Selama sedimentasi, lapisan serpih terkompaksi secara progresif oleh berat
overbuden. Gaya kompaksi ini akan mengeluarkan sejumlah besar air yang
terserap dan air dari dalam pori batuan serpih. Gaya kompaksi ini sama dengan
matrik stress (tekanan overbuden tekanan pori). Pemboran lapisan serpih
melepaskan gaya kompaksi pada sekitar lubang bor dan sebagai hasilnya akan
timbul gaya hidrasi serpih. Gaya hidrasi serpih besarnya kira-kira sama dengan
matrik stress.
Hidrasi osmosis terjadi jika salinitas air formasi lebih besar daripada
salinitas lumpur pemboran. Pada lumpur berbahan dasar air, permukaan serpih
bertindak sebagai membran semi permiable dimana hidrasi osmosis terjadi.

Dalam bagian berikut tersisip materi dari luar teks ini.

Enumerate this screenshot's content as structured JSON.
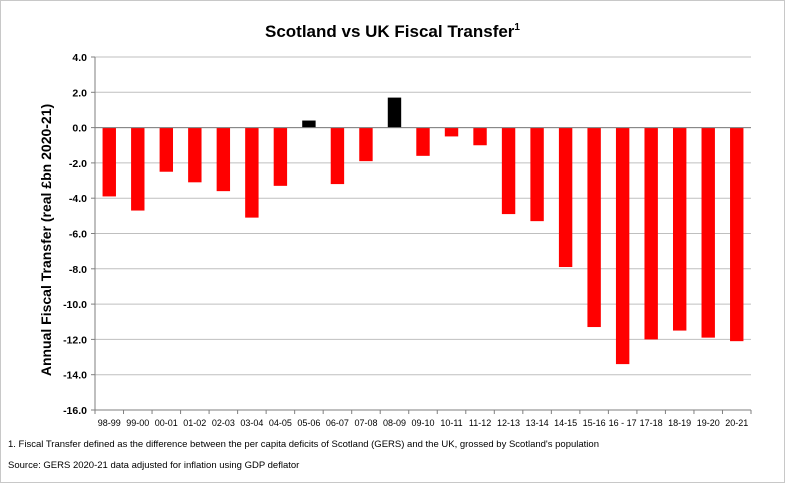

Pada
54

lumpur yang berbahan dasar minyak, membran semi permiable-nya adalah oil
film (lapisan tipis minyak) dan lapisan emulsifer di sekitar water droplet.
Karena hidrasi osmosis tergantung kepada perbedaan salinitas antara air
formasi lapisan serpih dan lumpur pemboran, proses ini dapat menghasilkan gaya
adsorbsi maupun desorbsi. Gaya adsorbsi timbul jika salinitas air formasi pada
lapisan serpih lebih besar daripada salinitas lumpur pemboran dan demikian
sebaliknya.
Adsorbsi air oleh serpih biasanya akan menghasilkan dispersi dan
swelling. Dispersi terjadi jika serpih terbagi-bagi menjadi partikel-partikel kecil
dan masuk ke lumpur pemboran sebagai padatan (solids). Swelling terjadi akibat
peningkatan ukuran dari mineral silika yang menyusun struktur lempung dan jika
tekanan swelling yang timbul ini meningkatkan hoop stress disekitar lubang bor
menjadi lebih besar daripada yield strength serpih, maka destabilisasi lubang bor
akan terjadi. Destabilisasi lubang bor ini bentuknya adalah caving.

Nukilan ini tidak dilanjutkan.